Statenvertaling

Deuteronomium 2:18-35 Statenvertaling (SV1750)

18. Gij zult heden doortrekken aan Ar, de landpale van Moab;

19. En gij zult naderen tegenover de kinderen Ammons; beangstig die niet, en meng u met hen niet; want Ik zal u van het land der kinderen Ammons geen erfenis geven, dewijl Ik het aan Lots kinderen ter erfenis gegeven heb.

20. Dit werd ook voor een land der reuzen gehouden; de reuzen woonden te voren daarin, en de Ammonieten noemden hen Zamzummieten;

21. Een groot, en menigvuldig, en lang volk, als de Enakieten; en de HEERE verdelgde hen voor hun aangezicht, zodat zij hen uit de bezitting verdreven, en aan hunlieder plaats woonden;

22. Gelijk als Hij aan de kinderen van Ezau, die in Seir wonen, gedaan heeft, voor welker aangezicht Hij de Horieten verdelgde; en zij verdreven hen uit de bezitting, en hebben aan hun plaats gewoond tot op dezen dag.

23. Ook hebben de Kafthorieten, die uit Kafthor uittogen, de Avieten, die in Hazerim tot Gaza toe woonden, verdelgd, en aan hun plaats gewoond.

24. Maakt u op, reist heen, en gaat over de beek Arnon; ziet, Ik heb Sihon, den koning van Hesbon, den Amoriet, en zijn land, in uw hand gegeven; begint te erven, en mengt u met hen in den strijd.

25. Te dezen dage zal Ik beginnen uw schrik en uw vreze te geven over het aangezicht der volken, onder den gansen hemel; die uw gerucht zullen horen, die zullen sidderen, en bang zijn van uw aangezicht.

26. Toen zond ik boden uit de woestijn Kedemot tot Sihon, den koning van Hesbon, met woorden van vrede, zeggende:

27. Laat mij door uw land doortrekken; ik zal alleenlijk langs den weg voorttrekken; ik zal noch ter rechter hand noch ter linkerhand uitwijken.

28. Verkoop mij spijze voor geld, dat ik ete, en geef mij water voor geld, dat ik drinke; alleenlijk laat mij op mijn voeten doortrekken;

29. Gelijk de kinderen van Ezau, die in Seir wonen, en de Moabieten, die in Ar wonen, mij gedaan hebben; totdat ik over de Jordaan kome in het land, dat de HEERE, onze God, ons geven zal.

30. Maar Sihon, de koning van Hesbon, wilde ons door hetzelve niet laten doortrekken; want de HEERE, uw God, verhardde zijn geest, en verstokte zijn hart, opdat Hij hem in uw hand gave, gelijk het is te dezen dage.

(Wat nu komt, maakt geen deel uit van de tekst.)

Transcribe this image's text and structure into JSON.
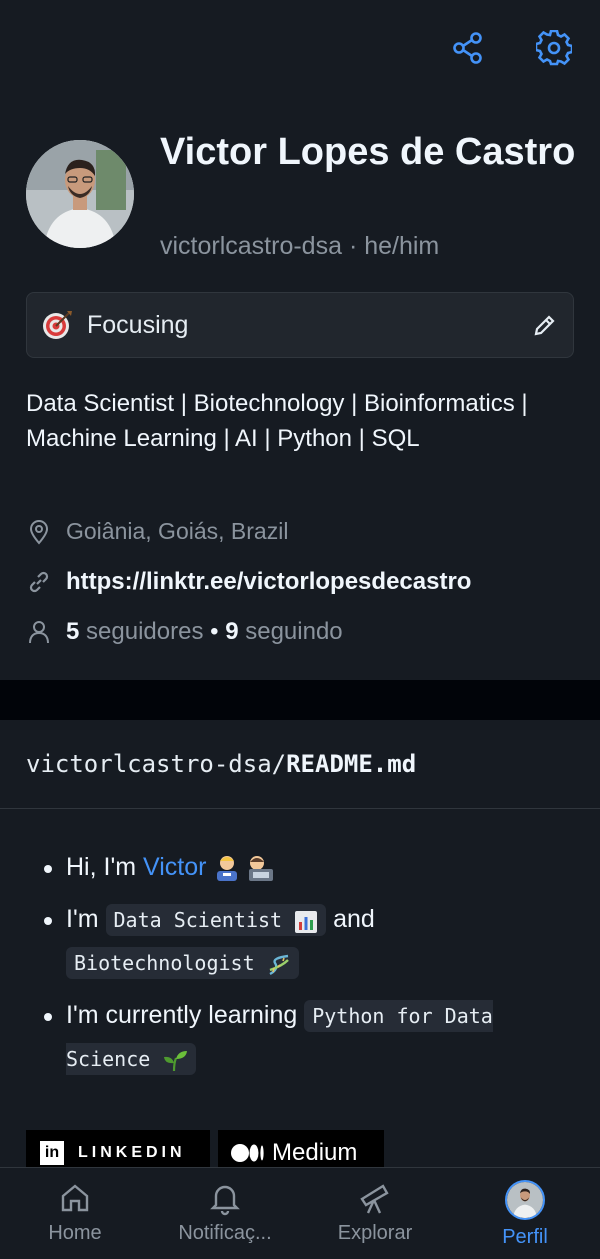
{
  "header": {
    "share_icon": "share-icon",
    "settings_icon": "gear-icon"
  },
  "profile": {
    "name": "Victor Lopes de Castro",
    "handle_line": "victorlcastro-dsa · he/him",
    "status": {
      "emoji": "target-icon",
      "text": "Focusing"
    },
    "bio": "Data Scientist | Biotechnology | Bioinformatics | Machine Learning | AI | Python | SQL",
    "location": "Goiânia, Goiás, Brazil",
    "link": "https://linktr.ee/victorlopesdecastro",
    "followers_count": "5",
    "followers_label": "seguidores",
    "separator": "•",
    "following_count": "9",
    "following_label": "seguindo"
  },
  "readme": {
    "repo": "victorlcastro-dsa/",
    "file": "README.md",
    "items": [
      {
        "prefix": "Hi, I'm ",
        "link": "Victor"
      },
      {
        "prefix": "I'm ",
        "code1": "Data Scientist",
        "mid": " and ",
        "code2": "Biotechnologist"
      },
      {
        "prefix": "I'm currently learning ",
        "code": "Python for Data Science"
      }
    ],
    "badges": {
      "linkedin_letters": "in",
      "linkedin": "LINKEDIN",
      "medium": "Medium"
    }
  },
  "nav": [
    {
      "label": "Home",
      "icon": "home-icon"
    },
    {
      "label": "Notificaç...",
      "icon": "bell-icon"
    },
    {
      "label": "Explorar",
      "icon": "telescope-icon"
    },
    {
      "label": "Perfil",
      "icon": "avatar"
    }
  ],
  "colors": {
    "accent": "#4493f8",
    "background": "#010409",
    "card": "#161b22"
  }
}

31. En de HEERE zeide tot mij: Zie, Ik heb begonnen Sihon en zijn land voor uw aangezicht te geven; begin dan te erven, om zijn land erfelijk te bezitten.

32. En Sihon toog uit ons tegemoet, hij en al zijn volk, ten strijde, naar Jahaz.

33. En de HEERE, onze God, gaf hem voor ons aangezicht; en wij sloegen hem, en zijn zonen, en al zijn volk.

34. En wij namen te dier tijd al zijn steden in, en wij verbanden alle steden, mannen, en vrouwen, en kinderkens; wij lieten niemand overblijven.

35. Het vee alleen roofden wij voor ons, en den roof der steden, die wij innamen.